“Let the Candles Speak”

When You Meet Someone Deep In Grief

by Patricia McKernon Runkle

Slip off your needs
and set them by the door.

Enter barefoot 
this darkened chapel

hollowed by loss
hallowed by sorrow

its gray stone walls
and floor.

You, congregation 
of one

are here to listen
not to sing.

Kneel in the back pew.
Make no sound,

let the candles 
speak.

From The Path to Kindness: Poems of Connection & Joy.
Storey Publishing, 2022.

Patricia McKernon Runkle’s simple words call us to be as present as possible with another person, to recognize the sanctity of this space we share with someone who has recently endured a loss of any kind. She asks us to see the “hollowing” of grief as a “hallowing” as well, deserving of reverence. With its shorter lines and many pauses, the poem makes us feel as if we too are entering the “darkened chapel,” step by slow step, toward the person who needs us, and she reminds us, most importantly, that we are “here to listen not to sing.” When sitting with another who’s in mourning, we might think it’s our job to try and fix things for them, to make the other person feel better.

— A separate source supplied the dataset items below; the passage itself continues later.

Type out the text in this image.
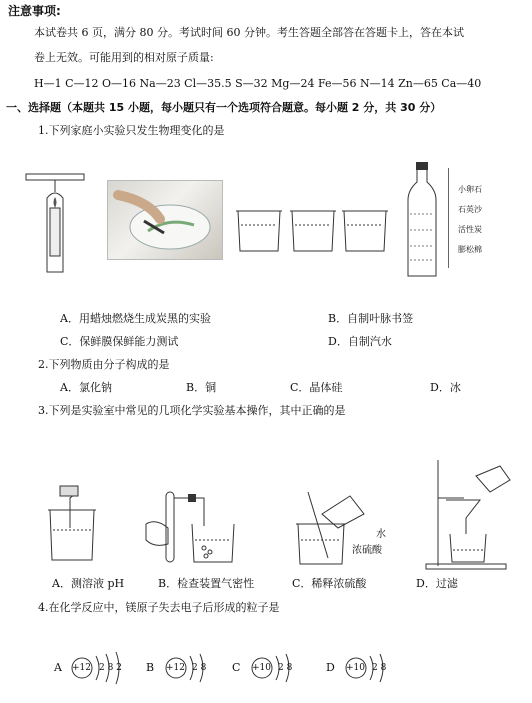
注意事项:
本试卷共 6 页，满分 80 分。考试时间 60 分钟。考生答题全部答在答题卡上，答在本试
卷上无效。可能用到的相对原子质量:
H—1 C—12 O—16 Na—23 Cl—35.5 S—32 Mg—24 Fe—56 N—14 Zn—65 Ca—40
一、选择题（本题共 15 小题，每小题只有一个选项符合题意。每小题 2 分，共 30 分）
1.下列家庭小实验只发生物理变化的是
小卵石
石英沙
活性炭
膨松棉
A．用蜡烛燃烧生成炭黑的实验	B．自制叶脉书签
C．保鲜膜保鲜能力测试	D．自制汽水
2.下列物质由分子构成的是
A．氯化钠	B．铜	C．晶体硅	D．冰
3.下列是实验室中常见的几项化学实验基本操作，其中正确的是
水
浓硫酸
A．测溶液 pH	B．检查装置气密性	C．稀释浓硫酸	D．过滤
4.在化学反应中，镁原子失去电子后形成的粒子是
A +12 2 8 2 B +12 2 8 C +10 2 8	D +10 2 8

Yet often what we most need from a companion on the journey is their deep presence, their willingness to enter that place of mystery, confusion, and pain with us. That’s the greatest gift we can give to another during a trying time, and it’s essential to point out that Runkle’s poem also works in another way: we can just as easily take her advice when we meet ourselves in the depths of loss. At that time too, all we can do is listen deeply to the self and its needs, leaving all expectations for outcome or a quick recovery at the door.

Invitation for Writing & Reflection: Write about a time when someone showed up for you, or you showed up for someone else during a difficult loss in their lives. How were you able to offer compassion, and how were you changed by that experience?